Towering over it is a giant abstract form, which at first glance looks nothing like the sleek bronze cats that prowl below. But close up the connections between them spark: the sculptures, says Lewis, are meditations on the “untamed forces within us all”.
What he calls “sketches” — flowing male and female forms, some of which look poised to take flight, show the trajectory of his latest work.
For five years Lewis has been working on a new body of work that he will begin to unveil in February.
“The work is a lot more primal, increasingly exploring the interaction between masculine and feminine energies. Some are more violent, some are more erotic. They are about the creative life force,” he says.
Eroticism in nature, tracking the beast (in the wild and within), the subconscious, and death and dissolution are among seven themes that have emerged. Often he uses bodies, rather than faces, as a visceral way to express emotion.
He describes this period as the most creative and productive of his career so far, despite a faltering start.
“Initially I had a period of hiatus, a period of depression. I needed to shift but I was terrified of what it might mean.”
Lewis grew up surrounded by painted seascapes, rivers and birds. His mother and grandmother were painters and his father was a bird sculptor. After his father died prematurely, the son also turned to sculpting birds.
He enrolled in a fine arts course after school but failed and was called up for military service. He became a conscientious objector from 1985 to 1989.
“Fortunately I was assigned to Rondevlei Nature Reserve, where I learnt taxidermy and was responsible for the museum display. I also created outdoor spaces,” he says.
At a crossroads in his mid-20s, Lewis enrolled in the Ruth Prowse School of Art, and later, while living at the Timbavati Nature Reserve, cast his first lifelike sculptures of rhinos.

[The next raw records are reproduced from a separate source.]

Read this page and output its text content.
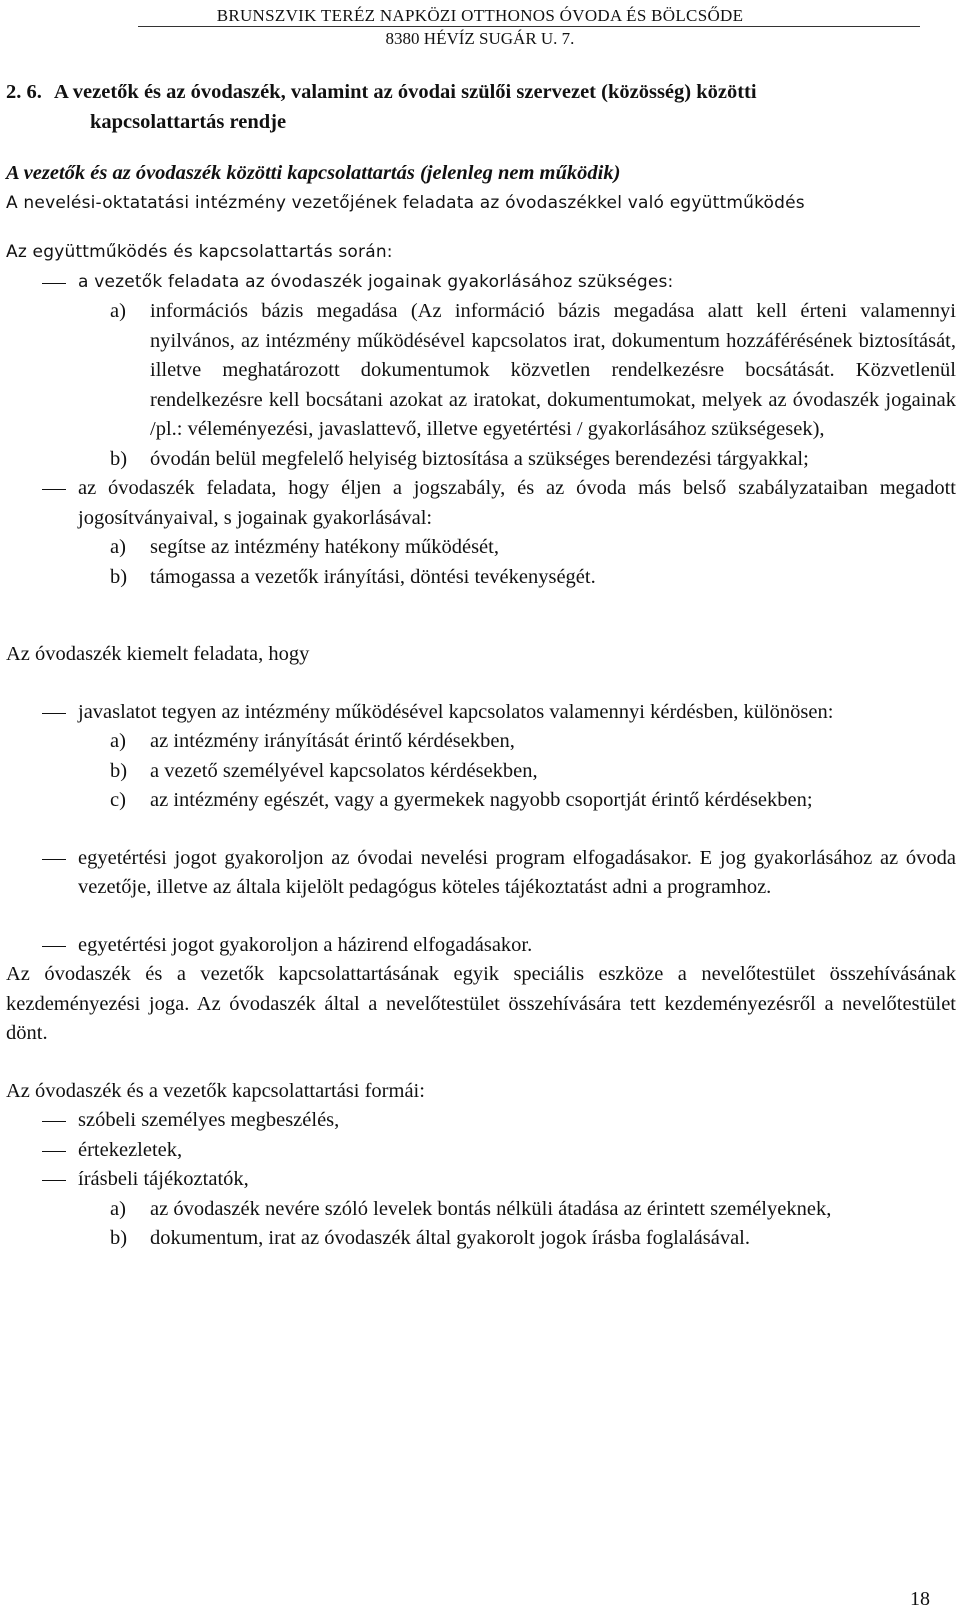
BRUNSZVIK TERÉZ NAPKÖZI OTTHONOS ÓVODA ÉS BÖLCSŐDE
8380 HÉVÍZ SUGÁR U. 7.
2. 6. A vezetők és az óvodaszék, valamint az óvodai szülői szervezet (közösség) közötti
kapcsolattartás rendje

A vezetők és az óvodaszék közötti kapcsolattartás (jelenleg nem működik)

A nevelési-oktatatási intézmény vezetőjének feladata az óvodaszékkel való együttműködés

Az együttműködés és kapcsolattartás során:

a vezetők feladata az óvodaszék jogainak gyakorlásához szükséges:

a) információs bázis megadása (Az információ bázis megadása alatt kell érteni valamennyi nyilvános, az intézmény működésével kapcsolatos irat, dokumentum hozzáférésének biztosítását, illetve meghatározott dokumentumok közvetlen rendelkezésre bocsátását. Közvetlenül rendelkezésre kell bocsátani azokat az iratokat, dokumentumokat, melyek az óvodaszék jogainak /pl.: véleményezési, javaslattevő, illetve egyetértési / gyakorlásához szükségesek),
b) óvodán belül megfelelő helyiség biztosítása a szükséges berendezési tárgyakkal;

az óvodaszék feladata, hogy éljen a jogszabály, és az óvoda más belső szabályzataiban megadott jogosítványaival, s jogainak gyakorlásával:

a) segítse az intézmény hatékony működését,
b) támogassa a vezetők irányítási, döntési tevékenységét.

Az óvodaszék kiemelt feladata, hogy

javaslatot tegyen az intézmény működésével kapcsolatos valamennyi kérdésben, különösen:

a) az intézmény irányítását érintő kérdésekben,
b) a vezető személyével kapcsolatos kérdésekben,
c) az intézmény egészét, vagy a gyermekek nagyobb csoportját érintő kérdésekben;

egyetértési jogot gyakoroljon az óvodai nevelési program elfogadásakor. E jog gyakorlásához az óvoda vezetője, illetve az általa kijelölt pedagógus köteles tájékoztatást adni a programhoz.

egyetértési jogot gyakoroljon a házirend elfogadásakor.

Az óvodaszék és a vezetők kapcsolattartásának egyik speciális eszköze a nevelőtestület összehívásának kezdeményezési joga. Az óvodaszék által a nevelőtestület összehívására tett kezdeményezésről a nevelőtestület dönt.

Az óvodaszék és a vezetők kapcsolattartási formái:

szóbeli személyes megbeszélés,

értekezletek,

írásbeli tájékoztatók,

a) az óvodaszék nevére szóló levelek bontás nélküli átadása az érintett személyeknek,
b) dokumentum, irat az óvodaszék által gyakorolt jogok írásba foglalásával.
18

He toured art galleries in Europe and immersed himself in nature and sculpting when he returned to SA. He became famous for his bronze sculptures of wildlife, capturing its raw power and beauty.
He has had exhibitions worldwide including in Toronto, San Francisco, Paris, London and Sydney, and his sculptures are displayed in institutions and private collections, including those of Nelson Mandela and the British royals.
Lewis was drawn to big cats and the leopard became his totem while he worked in a studio and bronze foundry he established in 1994 on a farm outside Stellenbosch.
“The cats held sexuality, violence and power at a time I couldn’t,” Lewis says. “As the story deepened, I shifted away from the cat to the half-animal, halfhuman figures, loose expressions of animalistic energy.
“Skull masks ritualistically signify an engagement with all that is wild and untamed within. The skull is associated with death. Perhaps life is about the quality of life and death we choose. I continued to explore that as my images became more human. My latest work is entirely human.”
Engraved in the sculpture garden is a quote by Carl Jung: “To the extent that I managed to translate the emotions into images — that is to say, to find the images which were concealed in the emotions — I was inwardly calmed and reassured. Had I left those images hidden in the emotions, I might have been torn to pieces by them.”
“For me, sculpting is simply an attempt to survive what it feels like to be human,” says Lewis. “Nothing more than that.”